Loss-of-function mutations in a human AMPA receptor-associated protein, ferric chelate reductase 1-like (FRRS1L), are associated with a devastating neurological condition incorporating choreoathetosis, cognitive deficits and epileptic encephalopathies. Furthermore, evidence from overexpression and studies has implicated FRRS1L in AMPA receptor biogenesis, suggesting that changes in glutamatergic signalling might underlie the disorder. Here, we investigated the neurological and neurobehavioural correlates of the disorder using a mouse null mutant. The study revealed several neurological defects that mirrored those seen in human patients. We established that mice lacking suffered from a broad spectrum of early-onset motor deficits with no progressive, age-related deterioration. Moreover, mice were hyperactive, irrespective of test environment, exhibited working memory deficits and displayed significant sleep fragmentation. Longitudinal electroencephalographic (EEG) recordings also revealed abnormal EEG results in mice. Parallel investigations into disease aetiology identified a specific deficiency in AMPA receptor levels in the brain of mice, while the general levels of several other synaptic components remained unchanged, with no obvious alterations in the number of synapses. Furthermore, we established that deletion results in an increased proportion of immature AMPA receptors, indicated by incomplete glycosylation of GLUA2 (also known as GRIA2) and GLUA4 (also known as GRIA4) AMPA receptor proteins. This incomplete maturation leads to cytoplasmic retention and a reduction of those specific AMPA receptor levels in the postsynaptic membrane. Overall, this study determines, for the first time , how loss of FRRS1L function can affect glutamatergic signalling, and provides mechanistic insight into the development and progression of a human hyperkinetic disorder.This article has an associated First Person interview with the first author of the paper.

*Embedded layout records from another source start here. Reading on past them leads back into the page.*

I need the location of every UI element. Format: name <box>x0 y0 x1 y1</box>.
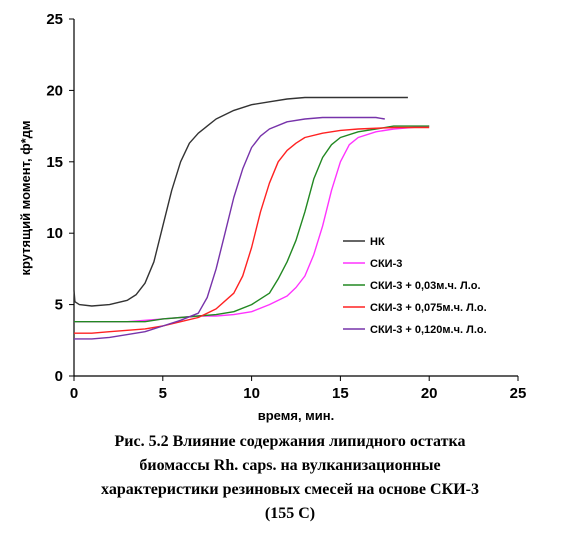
x-axis-label: время, мин. <box>258 408 335 423</box>
series-lines <box>73 96 430 340</box>
y-tick-label: 0 <box>55 368 63 385</box>
y-tick-label: 5 <box>55 297 63 314</box>
caption-line: (155 С) <box>264 505 316 522</box>
series-line <box>74 125 430 323</box>
caption-line: Рис. 5.2 Влияние содержания липидного ос… <box>114 433 466 450</box>
y-axis-label: крутящий момент, ф*дм <box>18 120 33 275</box>
legend-label: СКИ-3 <box>370 258 402 270</box>
series-line <box>73 96 408 307</box>
chart-canvas: 0 5 10 15 20 25 0 5 10 15 20 25 НК СКИ-3 СКИ-3 + 0,03… <box>18 11 526 423</box>
caption-line: биомассы Rh. caps. на вулканизационные <box>139 457 441 474</box>
series-line <box>74 116 385 340</box>
legend: НК СКИ-3 СКИ-3 + 0,03м.ч. Л.о. СКИ-3 + 0,07… <box>343 236 487 336</box>
legend-label: СКИ-3 + 0,120м.ч. Л.о. <box>370 324 487 336</box>
figure-caption: Рис. 5.2 Влияние содержания липидного ос… <box>40 430 540 526</box>
x-tick-label: 20 <box>421 385 438 402</box>
x-tick-label: 10 <box>243 385 260 402</box>
tick-labels: 0 5 10 15 20 25 0 5 10 15 20 25 <box>46 11 526 402</box>
series-line <box>74 125 430 323</box>
y-tick-label: 15 <box>46 154 63 171</box>
series-line <box>74 126 430 334</box>
legend-label: СКИ-3 + 0,03м.ч. Л.о. <box>370 280 481 292</box>
x-tick-label: 5 <box>159 385 167 402</box>
y-tick-label: 20 <box>46 82 63 99</box>
y-tick-label: 25 <box>46 11 63 28</box>
x-tick-label: 25 <box>510 385 527 402</box>
x-tick-label: 15 <box>332 385 349 402</box>
legend-label: НК <box>370 236 385 248</box>
y-tick-label: 10 <box>46 225 63 242</box>
legend-label: СКИ-3 + 0,075м.ч. Л.о. <box>370 302 487 314</box>
chart-axes <box>69 18 519 381</box>
x-tick-label: 0 <box>70 385 78 402</box>
caption-line: характеристики резиновых смесей на основ… <box>101 481 479 498</box>
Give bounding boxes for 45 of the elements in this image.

功能丧失性突变在人类 AMPA 受体相关蛋白,亚铁螯合还原酶 1 样蛋白(FRRS1L)中,与一种毁灭性的神经疾病有关,包括舞蹈手足徐动症、认知缺陷和癫痫性脑病。此外,过表达和研究证据表明 FRRS1L 参与 AMPA 受体的生物发生,表明谷氨酸能信号的变化可能是这种疾病的基础。在这里,我们使用小鼠 缺失突变体研究了该疾病的神经和神经行为相关性。研究揭示了几种与人类患者相似的神经缺陷。我们确定缺乏 的小鼠患有广泛的早期运动缺陷,没有进行性、与年龄相关的恶化。此外, 小鼠无论在何种测试环境下都异常活跃,表现出工作记忆缺陷,并显示出明显的睡眠碎片化。纵向脑电图(EEG)记录也显示 小鼠的 EEG 结果异常。对疾病病因的平行研究发现, 小鼠大脑中的 AMPA 受体水平存在特定缺陷,而其他几种突触成分的总体水平保持不变,突触数量没有明显变化。此外,我们确定 缺失导致不成熟的 AMPA 受体比例增加,这表明 GLUA2(也称为 GRIA2)和 GLUA4(也称为 GRIA4)AMPA 受体蛋白的不完全糖基化。这种不完全成熟导致细胞质保留和突触后膜中特定 AMPA 受体水平的降低。总的来说,这项研究首次确定了 FRRS1L 功能丧失如何影响谷氨酸能信号,并为人类多动障碍的发展和进展提供了机制上的见解。本文有一篇与论文第一作者的第一人称访谈。